As soon as she saw them together, Helen knew. They were looking for her. And she knew why, too.

‘Charlie!’

Millie turned at the sound of her voice and Helen saw her stricken expression. For a second her heart stopped beating in her chest. And then suddenly it was going very fast, as if it would hammer itself out of her throat.

‘Helen, wait!’ She heard William calling her name but she pushed past him and Millie and sprinted through the door to the wards, taking the stairs two at a time. She could hear William and Millie behind her as she ran, her feet pounding along the passageway. The double doors of the Male Medical ward suddenly seemed a long way off, receding from her as she ran towards them. Voices and faces around her were distorted, as if everything was moving in slow motion . . .

William caught her as she reached the doors. His arms folded around her, pinning her, but she struggled against him.

‘Let me go!’ she screamed. ‘I need to see him. I need to see Charlie!’

‘He’s gone, Helen. They’ve taken him away.’

She turned on him blindly. ‘Where? Where have they taken him?’

She saw Millie behind her brother’s shoulder, her head bent, shoulders shaking as she sobbed.

‘I need to see him.’ Helen fought to break free. ‘You’ve made a mistake, Charlie’s getting better, I know he is. Why won’t anyone see that?’

‘Helen, please, don’t do this,’ William pleaded with her, his dark eyes wretched.

‘No! You’ve all given up on him, but I haven’t. I told you, he’s getting stronger every day—’

‘He’s dead, Helen.’

The shock of his words stopped the breath in her throat. She stared into her brother’s face. ‘You shouldn’t have let them take him, not without me. You had no right. Why didn’t you wait for me? Why didn’t he wait . . .’

‘I’m sorry.’ William’s arms cradled her, holding her tightly to him. ‘Oh, Helen, I’m so, so sorry.’

She submitted rigidly to his embrace, her own arms by her sides, refusing to be comforted. She heard William’s voice crooning in her ear, telling her over and over again that he was sorry, and Millie’s muffled sobbing. But still she told herself they’d got it wrong, that there must be a mistake.

Charlie wouldn’t go without her. Not without saying goodbye.

Chapter Forty

KATHLEEN FOX SCARCELY
knew what to make of the young woman sitting opposite her.

She had expected Helen Dawson to be a sobbing, trembling ball of grief. It was less than four hours since her husband had died, and Sister Judd had reported how hysterical Helen had been, flinging herself at the doors, her screams echoing around the hospital corridors.

‘That poor, poor girl,’ she had whispered. ‘I’m sorry, Matron, I know we should be used to death after all these years but this has really affected us all.
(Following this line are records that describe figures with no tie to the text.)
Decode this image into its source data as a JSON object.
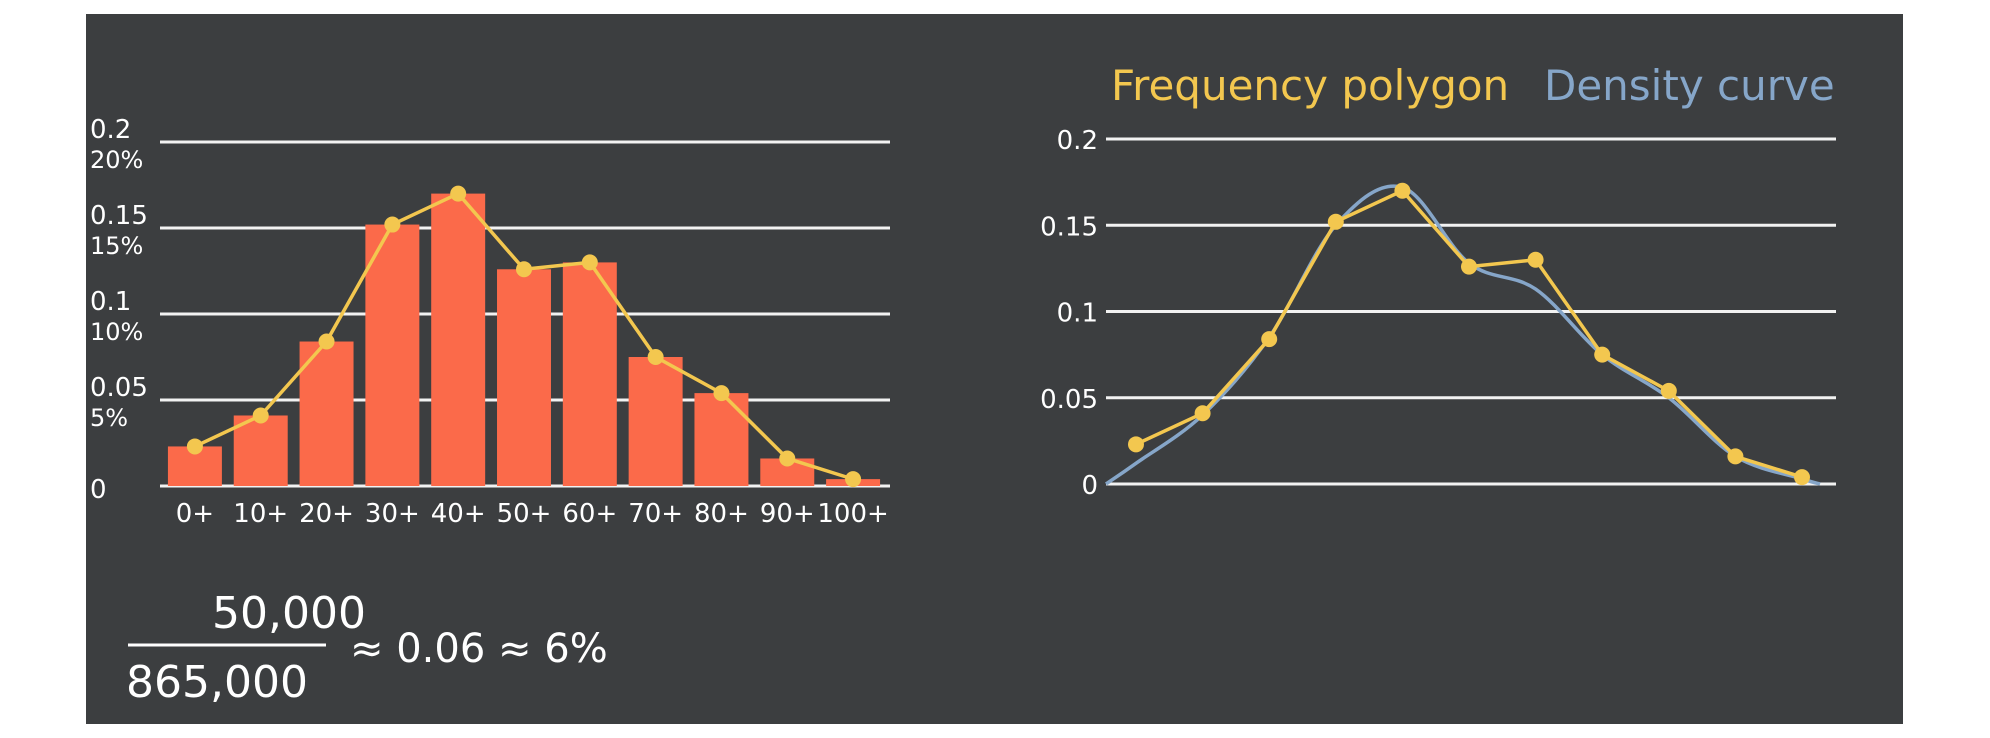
{
  "colors": {
    "board": "#3c3e40",
    "gridline": "#f2f2f2",
    "bar": "#fb6a4a",
    "polygon": "#f3c74f",
    "density": "#86a6c9",
    "text": "#ffffff"
  },
  "chart_data": [
    {
      "type": "bar",
      "categories": [
        "0+",
        "10+",
        "20+",
        "30+",
        "40+",
        "50+",
        "60+",
        "70+",
        "80+",
        "90+",
        "100+"
      ],
      "values": [
        0.023,
        0.041,
        0.084,
        0.152,
        0.17,
        0.126,
        0.13,
        0.075,
        0.054,
        0.016,
        0.004
      ],
      "overlay": {
        "type": "line",
        "values": [
          0.023,
          0.041,
          0.084,
          0.152,
          0.17,
          0.126,
          0.13,
          0.075,
          0.054,
          0.016,
          0.004
        ]
      },
      "yticks": [
        {
          "value": 0,
          "label": "0",
          "percent": ""
        },
        {
          "value": 0.05,
          "label": "0.05",
          "percent": "5%"
        },
        {
          "value": 0.1,
          "label": "0.1",
          "percent": "10%"
        },
        {
          "value": 0.15,
          "label": "0.15",
          "percent": "15%"
        },
        {
          "value": 0.2,
          "label": "0.2",
          "percent": "20%"
        }
      ],
      "ylim": [
        0,
        0.2
      ],
      "grid": true
    },
    {
      "type": "line",
      "series": [
        {
          "name": "Frequency polygon",
          "values": [
            0.023,
            0.041,
            0.084,
            0.152,
            0.17,
            0.126,
            0.13,
            0.075,
            0.054,
            0.016,
            0.004
          ]
        },
        {
          "name": "Density curve",
          "values": [
            0.012,
            0.04,
            0.085,
            0.15,
            0.172,
            0.128,
            0.113,
            0.075,
            0.05,
            0.016,
            0.003
          ]
        }
      ],
      "yticks": [
        {
          "value": 0,
          "label": "0"
        },
        {
          "value": 0.05,
          "label": "0.05"
        },
        {
          "value": 0.1,
          "label": "0.1"
        },
        {
          "value": 0.15,
          "label": "0.15"
        },
        {
          "value": 0.2,
          "label": "0.2"
        }
      ],
      "ylim": [
        0,
        0.2
      ],
      "grid": true
    }
  ],
  "annotation": {
    "numerator": "50,000",
    "denominator": "865,000",
    "result": "≈ 0.06 ≈ 6%"
  }
}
We got to know and like Charlie – Mr Dawson – you see. And as for that poor girl – well, I simply can’t imagine how she must be feeling. I think if she could have died herself at that moment, she would have.’

But the girl who sat before Matron was neither hysterical nor trembling. If anything she was unnaturally composed, smartly turned out in her uniform as usual, not a hairpin out of place. Only the way she kept twisting that ring of silver paper on her finger betrayed her inner agitation.

But it was as if all the life had gone out of her. Her cheeks were pale and sunken and she stared back at Kathleen with dead brown eyes. She wondered if the dose of sedative her brother had given Helen to make her sleep hadn’t yet worn off.